Comment letter to FHFA: Enterprise Capital Requirements – AEI – American Enterprise Institute: Freedom, Opportunity, Enterprise17th November 2018
This proposal is important, despite its inapplicability to the GSEs in conservatorship, because it is intended to serve as guide to estimating capital costs in pricing new business activities and because it may serve as a guide to what is appropriate capital for similar post-conservatorship institutions.
Getting this right is of particular importance because the GSEs currently back nearly one half of the institutionally financed single family housing transactions in the US, and the last regulatory effort to establish appropriate capital levels for the GSEs ended in a spectacular failure, notwithstanding spending a decade-long regulatory effort to develop capital standards.

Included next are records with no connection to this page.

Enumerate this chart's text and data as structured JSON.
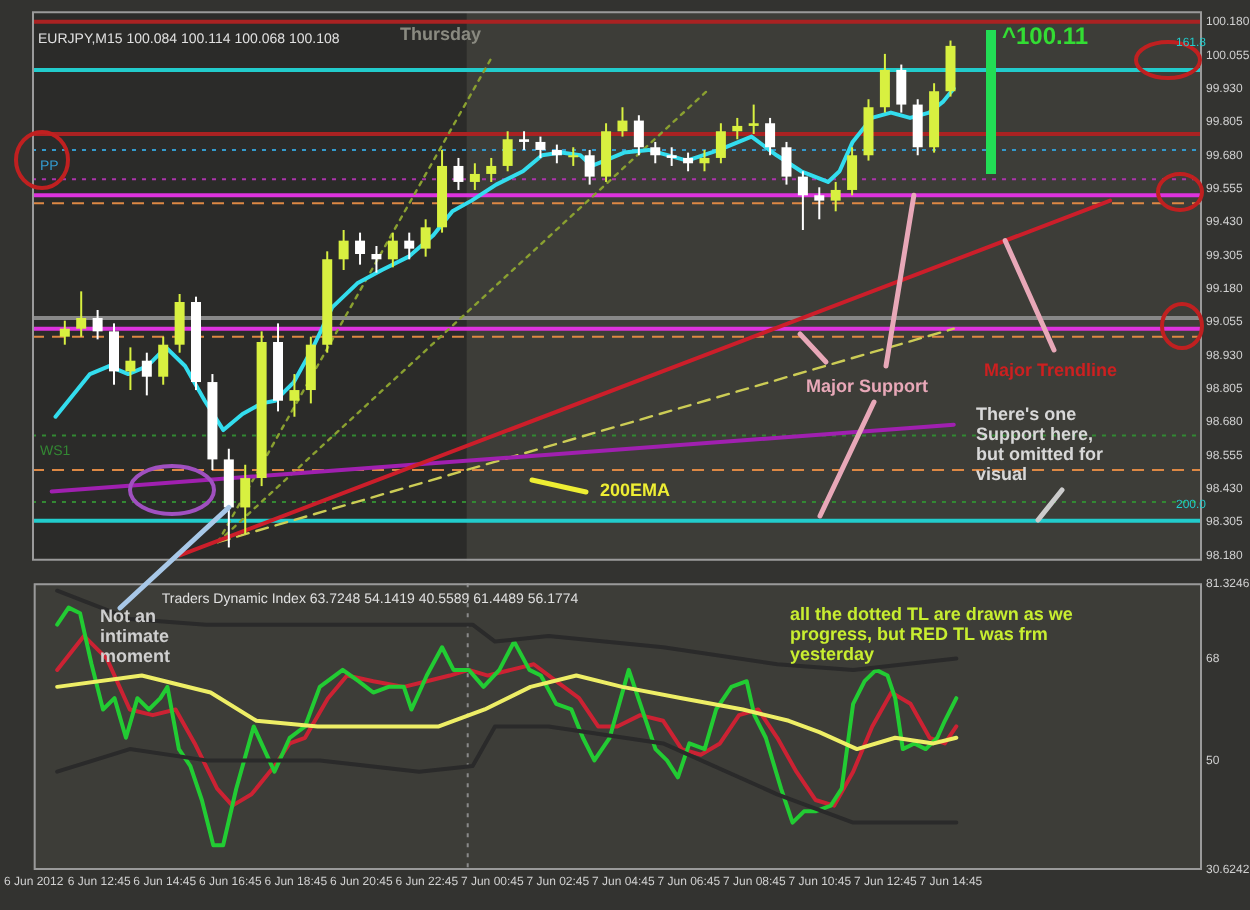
{
  "chart_data": [
    {
      "type": "candlestick",
      "title": "EURJPY,M15 100.084 100.114 100.068 100.108",
      "x": [
        "2012-06-06T11:45",
        "2012-06-06T12:15",
        "2012-06-06T12:45",
        "2012-06-06T13:15",
        "2012-06-06T13:45",
        "2012-06-06T14:15",
        "2012-06-06T14:45",
        "2012-06-06T15:15",
        "2012-06-06T15:45",
        "2012-06-06T16:15",
        "2012-06-06T16:45",
        "2012-06-06T17:15",
        "2012-06-06T17:45",
        "2012-06-06T18:15",
        "2012-06-06T18:45",
        "2012-06-06T19:15",
        "2012-06-06T19:45",
        "2012-06-06T20:15",
        "2012-06-06T20:45",
        "2012-06-06T21:15",
        "2012-06-06T21:45",
        "2012-06-06T22:15",
        "2012-06-06T22:45",
        "2012-06-06T23:15",
        "2012-06-06T23:45",
        "2012-06-07T00:15",
        "2012-06-07T00:45",
        "2012-06-07T01:15",
        "2012-06-07T01:45",
        "2012-06-07T02:15",
        "2012-06-07T02:45",
        "2012-06-07T03:15",
        "2012-06-07T03:45",
        "2012-06-07T04:15",
        "2012-06-07T04:45",
        "2012-06-07T05:15",
        "2012-06-07T05:45",
        "2012-06-07T06:15",
        "2012-06-07T06:45",
        "2012-06-07T07:15",
        "2012-06-07T07:45",
        "2012-06-07T08:15",
        "2012-06-07T08:45",
        "2012-06-07T09:15",
        "2012-06-07T09:45",
        "2012-06-07T10:15",
        "2012-06-07T10:45",
        "2012-06-07T11:15",
        "2012-06-07T11:45",
        "2012-06-07T12:15",
        "2012-06-07T12:45",
        "2012-06-07T13:15",
        "2012-06-07T13:45",
        "2012-06-07T14:15",
        "2012-06-07T14:45"
      ],
      "ohlc": [
        [
          99.0,
          99.06,
          98.97,
          99.03
        ],
        [
          99.03,
          99.17,
          99.0,
          99.07
        ],
        [
          99.07,
          99.1,
          98.99,
          99.02
        ],
        [
          99.02,
          99.05,
          98.82,
          98.87
        ],
        [
          98.87,
          98.96,
          98.8,
          98.91
        ],
        [
          98.91,
          98.94,
          98.78,
          98.85
        ],
        [
          98.85,
          99.0,
          98.82,
          98.97
        ],
        [
          98.97,
          99.16,
          98.94,
          99.13
        ],
        [
          99.13,
          99.15,
          98.8,
          98.83
        ],
        [
          98.83,
          98.86,
          98.5,
          98.54
        ],
        [
          98.54,
          98.58,
          98.21,
          98.36
        ],
        [
          98.36,
          98.52,
          98.26,
          98.47
        ],
        [
          98.47,
          99.02,
          98.44,
          98.98
        ],
        [
          98.98,
          99.05,
          98.72,
          98.76
        ],
        [
          98.76,
          98.86,
          98.7,
          98.8
        ],
        [
          98.8,
          99.0,
          98.75,
          98.97
        ],
        [
          98.97,
          99.32,
          98.94,
          99.29
        ],
        [
          99.29,
          99.4,
          99.25,
          99.36
        ],
        [
          99.36,
          99.39,
          99.27,
          99.31
        ],
        [
          99.31,
          99.34,
          99.24,
          99.29
        ],
        [
          99.29,
          99.39,
          99.26,
          99.36
        ],
        [
          99.36,
          99.39,
          99.29,
          99.33
        ],
        [
          99.33,
          99.44,
          99.3,
          99.41
        ],
        [
          99.41,
          99.7,
          99.39,
          99.64
        ],
        [
          99.64,
          99.67,
          99.55,
          99.58
        ],
        [
          99.58,
          99.65,
          99.55,
          99.61
        ],
        [
          99.61,
          99.67,
          99.58,
          99.64
        ],
        [
          99.64,
          99.77,
          99.62,
          99.74
        ],
        [
          99.74,
          99.77,
          99.7,
          99.73
        ],
        [
          99.73,
          99.75,
          99.67,
          99.7
        ],
        [
          99.7,
          99.72,
          99.65,
          99.68
        ],
        [
          99.68,
          99.71,
          99.64,
          99.68
        ],
        [
          99.68,
          99.7,
          99.57,
          99.6
        ],
        [
          99.6,
          99.8,
          99.58,
          99.77
        ],
        [
          99.77,
          99.86,
          99.75,
          99.81
        ],
        [
          99.81,
          99.83,
          99.68,
          99.71
        ],
        [
          99.71,
          99.73,
          99.65,
          99.68
        ],
        [
          99.68,
          99.71,
          99.64,
          99.67
        ],
        [
          99.67,
          99.69,
          99.62,
          99.65
        ],
        [
          99.65,
          99.7,
          99.62,
          99.67
        ],
        [
          99.67,
          99.8,
          99.65,
          99.77
        ],
        [
          99.77,
          99.82,
          99.74,
          99.79
        ],
        [
          99.79,
          99.87,
          99.76,
          99.8
        ],
        [
          99.8,
          99.82,
          99.68,
          99.71
        ],
        [
          99.71,
          99.73,
          99.57,
          99.6
        ],
        [
          99.6,
          99.62,
          99.4,
          99.53
        ],
        [
          99.53,
          99.56,
          99.44,
          99.51
        ],
        [
          99.51,
          99.58,
          99.47,
          99.55
        ],
        [
          99.55,
          99.71,
          99.53,
          99.68
        ],
        [
          99.68,
          99.89,
          99.66,
          99.86
        ],
        [
          99.86,
          100.06,
          99.84,
          100.0
        ],
        [
          100.0,
          100.02,
          99.84,
          99.87
        ],
        [
          99.87,
          99.89,
          99.68,
          99.71
        ],
        [
          99.71,
          99.95,
          99.69,
          99.92
        ],
        [
          99.92,
          100.11,
          99.9,
          100.09
        ]
      ],
      "colors": [
        "#d8f040",
        "#d8f040",
        "#ffffff",
        "#ffffff",
        "#d8f040",
        "#ffffff",
        "#d8f040",
        "#d8f040",
        "#ffffff",
        "#ffffff",
        "#ffffff",
        "#d8f040",
        "#d8f040",
        "#ffffff",
        "#d8f040",
        "#d8f040",
        "#d8f040",
        "#d8f040",
        "#ffffff",
        "#ffffff",
        "#d8f040",
        "#ffffff",
        "#d8f040",
        "#d8f040",
        "#ffffff",
        "#d8f040",
        "#d8f040",
        "#d8f040",
        "#ffffff",
        "#ffffff",
        "#ffffff",
        "#d8f040",
        "#ffffff",
        "#d8f040",
        "#d8f040",
        "#ffffff",
        "#ffffff",
        "#ffffff",
        "#ffffff",
        "#d8f040",
        "#d8f040",
        "#d8f040",
        "#d8f040",
        "#ffffff",
        "#ffffff",
        "#ffffff",
        "#ffffff",
        "#d8f040",
        "#d8f040",
        "#d8f040",
        "#d8f040",
        "#ffffff",
        "#ffffff",
        "#d8f040",
        "#d8f040"
      ],
      "series": [
        {
          "type": "line",
          "color": "#33ddee",
          "x": [
            "2012-06-06T11:28",
            "2012-06-06T12:31",
            "2012-06-06T13:06",
            "2012-06-06T13:41",
            "2012-06-06T14:16",
            "2012-06-06T14:50",
            "2012-06-06T15:25",
            "2012-06-06T16:01",
            "2012-06-06T16:35",
            "2012-06-06T17:10",
            "2012-06-06T17:45",
            "2012-06-06T18:10",
            "2012-06-06T18:44",
            "2012-06-06T19:19",
            "2012-06-06T19:54",
            "2012-06-06T20:40",
            "2012-06-06T21:25",
            "2012-06-06T22:14",
            "2012-06-06T22:59",
            "2012-06-06T23:34",
            "2012-06-07T00:09",
            "2012-06-07T00:54",
            "2012-06-07T01:43",
            "2012-06-07T02:18",
            "2012-06-07T02:53",
            "2012-06-07T03:28",
            "2012-06-07T03:49",
            "2012-06-07T04:13",
            "2012-06-07T04:48",
            "2012-06-07T05:33",
            "2012-06-07T06:43",
            "2012-06-07T07:42",
            "2012-06-07T08:41",
            "2012-06-07T09:27",
            "2012-06-07T10:12",
            "2012-06-07T11:01",
            "2012-06-07T11:22",
            "2012-06-07T11:46",
            "2012-06-07T12:21",
            "2012-06-07T12:56",
            "2012-06-07T13:31",
            "2012-06-07T14:06",
            "2012-06-07T14:31",
            "2012-06-07T14:51"
          ],
          "values": [
            98.7,
            98.86,
            98.89,
            98.86,
            98.89,
            98.96,
            98.89,
            98.76,
            98.65,
            98.71,
            98.75,
            98.76,
            98.83,
            98.96,
            99.11,
            99.2,
            99.25,
            99.3,
            99.38,
            99.47,
            99.51,
            99.57,
            99.62,
            99.68,
            99.69,
            99.68,
            99.64,
            99.66,
            99.69,
            99.7,
            99.66,
            99.7,
            99.75,
            99.68,
            99.62,
            99.58,
            99.62,
            99.73,
            99.82,
            99.84,
            99.82,
            99.84,
            99.88,
            99.93
          ]
        },
        {
          "type": "line",
          "color": "#cc1e2a",
          "x": [
            "2012-06-06T15:15",
            "2012-06-07T19:37"
          ],
          "values": [
            98.18,
            99.51
          ]
        },
        {
          "type": "line",
          "color": "#a020b0",
          "x": [
            "2012-06-06T11:21",
            "2012-06-07T14:51"
          ],
          "values": [
            98.42,
            98.67
          ]
        },
        {
          "type": "line",
          "color": "#8aa030",
          "line_style": "dotted",
          "x": [
            "2012-06-06T16:25",
            "2012-06-07T00:44"
          ],
          "values": [
            98.23,
            100.04
          ]
        },
        {
          "type": "line",
          "color": "#8aa030",
          "line_style": "dotted",
          "x": [
            "2012-06-06T16:25",
            "2012-06-07T07:19"
          ],
          "values": [
            98.23,
            99.92
          ]
        },
        {
          "type": "line",
          "color": "#cccc55",
          "line_style": "dashed",
          "x": [
            "2012-06-06T16:25",
            "2012-06-07T14:51"
          ],
          "values": [
            98.23,
            99.03
          ]
        }
      ],
      "xlim": [
        "2012-06-06T10:45",
        "2012-06-07T22:25"
      ],
      "ylim": [
        98.16,
        100.22
      ],
      "yticks": [
        {
          "value": 100.18,
          "label": "100.180"
        },
        {
          "value": 100.055,
          "label": "100.055"
        },
        {
          "value": 99.93,
          "label": "99.930"
        },
        {
          "value": 99.805,
          "label": "99.805"
        },
        {
          "value": 99.68,
          "label": "99.680"
        },
        {
          "value": 99.555,
          "label": "99.555"
        },
        {
          "value": 99.43,
          "label": "99.430"
        },
        {
          "value": 99.305,
          "label": "99.305"
        },
        {
          "value": 99.18,
          "label": "99.180"
        },
        {
          "value": 99.055,
          "label": "99.055"
        },
        {
          "value": 98.93,
          "label": "98.930"
        },
        {
          "value": 98.805,
          "label": "98.805"
        },
        {
          "value": 98.68,
          "label": "98.680"
        },
        {
          "value": 98.555,
          "label": "98.555"
        },
        {
          "value": 98.43,
          "label": "98.430"
        },
        {
          "value": 98.305,
          "label": "98.305"
        },
        {
          "value": 98.18,
          "label": "98.180"
        }
      ],
      "tick_labels": "y",
      "grid": false,
      "legend": false,
      "bands": [
        {
          "axis": "x",
          "from": "2012-06-06T10:45",
          "to": "2012-06-07T00:00",
          "color": "#2b2b29"
        }
      ],
      "ref_lines": [
        {
          "axis": "y",
          "value": 100.18,
          "color": "#aa2222",
          "line_style": "solid"
        },
        {
          "axis": "y",
          "value": 100.0,
          "color": "#22cccc",
          "line_style": "solid"
        },
        {
          "axis": "y",
          "value": 99.76,
          "color": "#aa2222",
          "line_style": "solid"
        },
        {
          "axis": "y",
          "value": 99.7,
          "color": "#3399cc",
          "line_style": "dotted",
          "label": "PP"
        },
        {
          "axis": "y",
          "value": 99.59,
          "color": "#aa33aa",
          "line_style": "dotted"
        },
        {
          "axis": "y",
          "value": 99.53,
          "color": "#dd33dd",
          "line_style": "solid"
        },
        {
          "axis": "y",
          "value": 99.5,
          "color": "#dd8844",
          "line_style": "dashed"
        },
        {
          "axis": "y",
          "value": 99.07,
          "color": "#888888",
          "line_style": "solid"
        },
        {
          "axis": "y",
          "value": 99.03,
          "color": "#dd33dd",
          "line_style": "solid"
        },
        {
          "axis": "y",
          "value": 99.0,
          "color": "#dd8844",
          "line_style": "dashed"
        },
        {
          "axis": "y",
          "value": 98.63,
          "color": "#338833",
          "line_style": "dotted",
          "label": "WS1"
        },
        {
          "axis": "y",
          "value": 98.5,
          "color": "#dd8844",
          "line_style": "dashed"
        },
        {
          "axis": "y",
          "value": 98.38,
          "color": "#338833",
          "line_style": "dotted"
        },
        {
          "axis": "y",
          "value": 98.31,
          "color": "#22cccc",
          "line_style": "solid"
        }
      ],
      "annotations": [
        "Thursday",
        "^100.11",
        {
          "text": "Major Support",
          "x": "2012-06-07T13:38",
          "y": 99.53
        },
        {
          "text": "Major Trendline",
          "x": "2012-06-07T16:25",
          "y": 99.36
        },
        "There's one Support here, but omitted for visual",
        "200EMA",
        {
          "text": "Not an intimate moment",
          "x": "2012-06-06T16:45",
          "y": 98.36
        },
        "161.8",
        "200.0"
      ]
    },
    {
      "type": "line",
      "title": "Traders Dynamic Index 63.7248 54.1419 40.5589 61.4489 56.1774",
      "series": [
        {
          "color": "#2a2a2a",
          "x": [
            "2012-06-06T11:28",
            "2012-06-06T13:41",
            "2012-06-06T16:01",
            "2012-06-06T19:29",
            "2012-06-06T22:31",
            "2012-06-07T00:09",
            "2012-06-07T00:50",
            "2012-06-07T02:28",
            "2012-06-07T05:58",
            "2012-06-07T09:27",
            "2012-06-07T11:46",
            "2012-06-07T14:55"
          ],
          "values": [
            80,
            75,
            74,
            74,
            74,
            74,
            71,
            72,
            70,
            67,
            66,
            68
          ]
        },
        {
          "color": "#2a2a2a",
          "x": [
            "2012-06-06T11:28",
            "2012-06-06T13:41",
            "2012-06-06T16:01",
            "2012-06-06T19:29",
            "2012-06-06T22:31",
            "2012-06-07T00:09",
            "2012-06-07T00:50",
            "2012-06-07T02:28",
            "2012-06-07T05:58",
            "2012-06-07T09:27",
            "2012-06-07T11:46",
            "2012-06-07T14:55"
          ],
          "values": [
            48,
            52,
            50,
            50,
            48,
            49,
            56,
            56,
            53,
            44,
            39,
            39
          ]
        },
        {
          "color": "#eeee66",
          "x": [
            "2012-06-06T11:28",
            "2012-06-06T14:03",
            "2012-06-06T16:09",
            "2012-06-06T17:33",
            "2012-06-06T19:25",
            "2012-06-06T21:16",
            "2012-06-06T23:07",
            "2012-06-07T00:31",
            "2012-06-07T01:55",
            "2012-06-07T03:19",
            "2012-06-07T04:43",
            "2012-06-07T06:32",
            "2012-06-07T08:24",
            "2012-06-07T09:48",
            "2012-06-07T10:44",
            "2012-06-07T11:53",
            "2012-06-07T13:03",
            "2012-06-07T14:13",
            "2012-06-07T14:55"
          ],
          "values": [
            63,
            65,
            62,
            57,
            56,
            56,
            56,
            59,
            63,
            65,
            63,
            61,
            59,
            57,
            55,
            52,
            54,
            53,
            54
          ]
        },
        {
          "color": "#22cc33",
          "x": [
            "2012-06-06T11:28",
            "2012-06-06T11:49",
            "2012-06-06T12:10",
            "2012-06-06T12:31",
            "2012-06-06T12:52",
            "2012-06-06T13:13",
            "2012-06-06T13:34",
            "2012-06-06T13:55",
            "2012-06-06T14:16",
            "2012-06-06T14:37",
            "2012-06-06T14:50",
            "2012-06-06T15:11",
            "2012-06-06T15:32",
            "2012-06-06T15:53",
            "2012-06-06T16:14",
            "2012-06-06T16:32",
            "2012-06-06T16:56",
            "2012-06-06T17:28",
            "2012-06-06T18:06",
            "2012-06-06T18:34",
            "2012-06-06T19:02",
            "2012-06-06T19:29",
            "2012-06-06T20:11",
            "2012-06-06T20:40",
            "2012-06-06T21:07",
            "2012-06-06T21:35",
            "2012-06-06T22:03",
            "2012-06-06T22:17",
            "2012-06-06T22:45",
            "2012-06-06T23:13",
            "2012-06-06T23:34",
            "2012-06-07T00:02",
            "2012-06-07T00:29",
            "2012-06-07T00:58",
            "2012-06-07T01:25",
            "2012-06-07T01:53",
            "2012-06-07T02:14",
            "2012-06-07T02:42",
            "2012-06-07T03:10",
            "2012-06-07T03:31",
            "2012-06-07T03:52",
            "2012-06-07T04:20",
            "2012-06-07T04:55",
            "2012-06-07T05:16",
            "2012-06-07T05:44",
            "2012-06-07T06:05",
            "2012-06-07T06:25",
            "2012-06-07T06:46",
            "2012-06-07T07:14",
            "2012-06-07T07:35",
            "2012-06-07T08:03",
            "2012-06-07T08:31",
            "2012-06-07T08:45",
            "2012-06-07T09:06",
            "2012-06-07T09:34",
            "2012-06-07T09:55",
            "2012-06-07T10:16",
            "2012-06-07T10:37",
            "2012-06-07T11:05",
            "2012-06-07T11:25",
            "2012-06-07T11:46",
            "2012-06-07T12:07",
            "2012-06-07T12:28",
            "2012-06-07T12:49",
            "2012-06-07T13:03",
            "2012-06-07T13:17",
            "2012-06-07T13:38",
            "2012-06-07T13:59",
            "2012-06-07T14:20",
            "2012-06-07T14:34",
            "2012-06-07T14:55"
          ],
          "values": [
            74,
            77,
            76,
            67,
            59,
            61,
            54,
            61,
            59,
            61,
            63,
            52,
            49,
            43,
            35,
            35,
            45,
            56,
            48,
            54,
            56,
            63,
            66,
            64,
            62,
            63,
            63,
            59,
            65,
            70,
            66,
            66,
            63,
            66,
            71,
            66,
            65,
            60,
            59,
            54,
            50,
            54,
            66,
            60,
            52,
            50,
            47,
            53,
            52,
            59,
            63,
            64,
            58,
            54,
            45,
            39,
            41,
            41,
            42,
            45,
            60,
            64,
            66,
            65,
            61,
            52,
            53,
            52,
            54,
            57,
            61
          ]
        },
        {
          "color": "#cc2233",
          "x": [
            "2012-06-06T11:28",
            "2012-06-06T12:17",
            "2012-06-06T12:59",
            "2012-06-06T13:41",
            "2012-06-06T14:23",
            "2012-06-06T15:05",
            "2012-06-06T15:40",
            "2012-06-06T16:21",
            "2012-06-06T16:49",
            "2012-06-06T17:24",
            "2012-06-06T18:06",
            "2012-06-06T18:34",
            "2012-06-06T19:02",
            "2012-06-06T19:44",
            "2012-06-06T20:19",
            "2012-06-06T21:07",
            "2012-06-06T22:03",
            "2012-06-06T22:45",
            "2012-06-06T23:27",
            "2012-06-07T00:02",
            "2012-06-07T00:37",
            "2012-06-07T01:19",
            "2012-06-07T02:01",
            "2012-06-07T02:42",
            "2012-06-07T03:24",
            "2012-06-07T03:59",
            "2012-06-07T04:34",
            "2012-06-07T05:16",
            "2012-06-07T05:58",
            "2012-06-07T06:32",
            "2012-06-07T07:07",
            "2012-06-07T07:42",
            "2012-06-07T08:17",
            "2012-06-07T08:52",
            "2012-06-07T09:27",
            "2012-06-07T10:02",
            "2012-06-07T10:37",
            "2012-06-07T11:11",
            "2012-06-07T11:46",
            "2012-06-07T12:21",
            "2012-06-07T12:56",
            "2012-06-07T13:31",
            "2012-06-07T14:06",
            "2012-06-07T14:34",
            "2012-06-07T14:55"
          ],
          "values": [
            66,
            72,
            68,
            59,
            58,
            59,
            53,
            45,
            42,
            44,
            49,
            53,
            54,
            61,
            65,
            64,
            63,
            64,
            65,
            66,
            65,
            66,
            67,
            64,
            61,
            56,
            56,
            58,
            57,
            52,
            51,
            53,
            58,
            59,
            54,
            48,
            43,
            42,
            48,
            56,
            62,
            60,
            54,
            53,
            56
          ]
        }
      ],
      "xlim": [
        "2012-06-06T10:45",
        "2012-06-07T22:25"
      ],
      "ylim": [
        30.6242,
        81.3246
      ],
      "yticks": [
        81.3246,
        68,
        50,
        30.6242
      ],
      "xticks": [
        {
          "value": "2012-06-06T10:45",
          "label": "6 Jun 2012"
        },
        {
          "value": "2012-06-06T12:45",
          "label": "6 Jun 12:45"
        },
        {
          "value": "2012-06-06T14:45",
          "label": "6 Jun 14:45"
        },
        {
          "value": "2012-06-06T16:45",
          "label": "6 Jun 16:45"
        },
        {
          "value": "2012-06-06T18:45",
          "label": "6 Jun 18:45"
        },
        {
          "value": "2012-06-06T20:45",
          "label": "6 Jun 20:45"
        },
        {
          "value": "2012-06-06T22:45",
          "label": "6 Jun 22:45"
        },
        {
          "value": "2012-06-07T00:45",
          "label": "7 Jun 00:45"
        },
        {
          "value": "2012-06-07T02:45",
          "label": "7 Jun 02:45"
        },
        {
          "value": "2012-06-07T04:45",
          "label": "7 Jun 04:45"
        },
        {
          "value": "2012-06-07T06:45",
          "label": "7 Jun 06:45"
        },
        {
          "value": "2012-06-07T08:45",
          "label": "7 Jun 08:45"
        },
        {
          "value": "2012-06-07T10:45",
          "label": "7 Jun 10:45"
        },
        {
          "value": "2012-06-07T12:45",
          "label": "7 Jun 12:45"
        },
        {
          "value": "2012-06-07T14:45",
          "label": "7 Jun 14:45"
        }
      ],
      "grid": false,
      "legend": false,
      "ref_lines": [
        {
          "axis": "x",
          "value": "2012-06-07T00:00",
          "color": "#8a8a8a",
          "line_style": "dotted"
        }
      ],
      "annotations": [
        "all the dotted TL are drawn as we progress, but RED TL was frm yesterday"
      ]
    }
  ]
}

The proposed rule pays insufficient attention to the unique risks attendant to the mortgage guarantee business and the GSEs’ outsized role in this business. Specifically, its binding, risk-based rules would not require enough capital to address another housing crisis of comparable magnitude to the most recent one, and its minimum leverage ratios would not be consistent with requirements for global systemically important banks (G-SIBs) given the de facto status of the GSEs as systematically important financial institutions (SIFIs). The result would be underpricing of risks and exacerbation of house price cycles.
Our recommended changes to the capital requirements, with a focus on single-family whole loans and guarantees, would result in additional risk-based capital of more than 200 basis points relative to FHFA’s proposal and a minimum leverage ratio of 4 percent.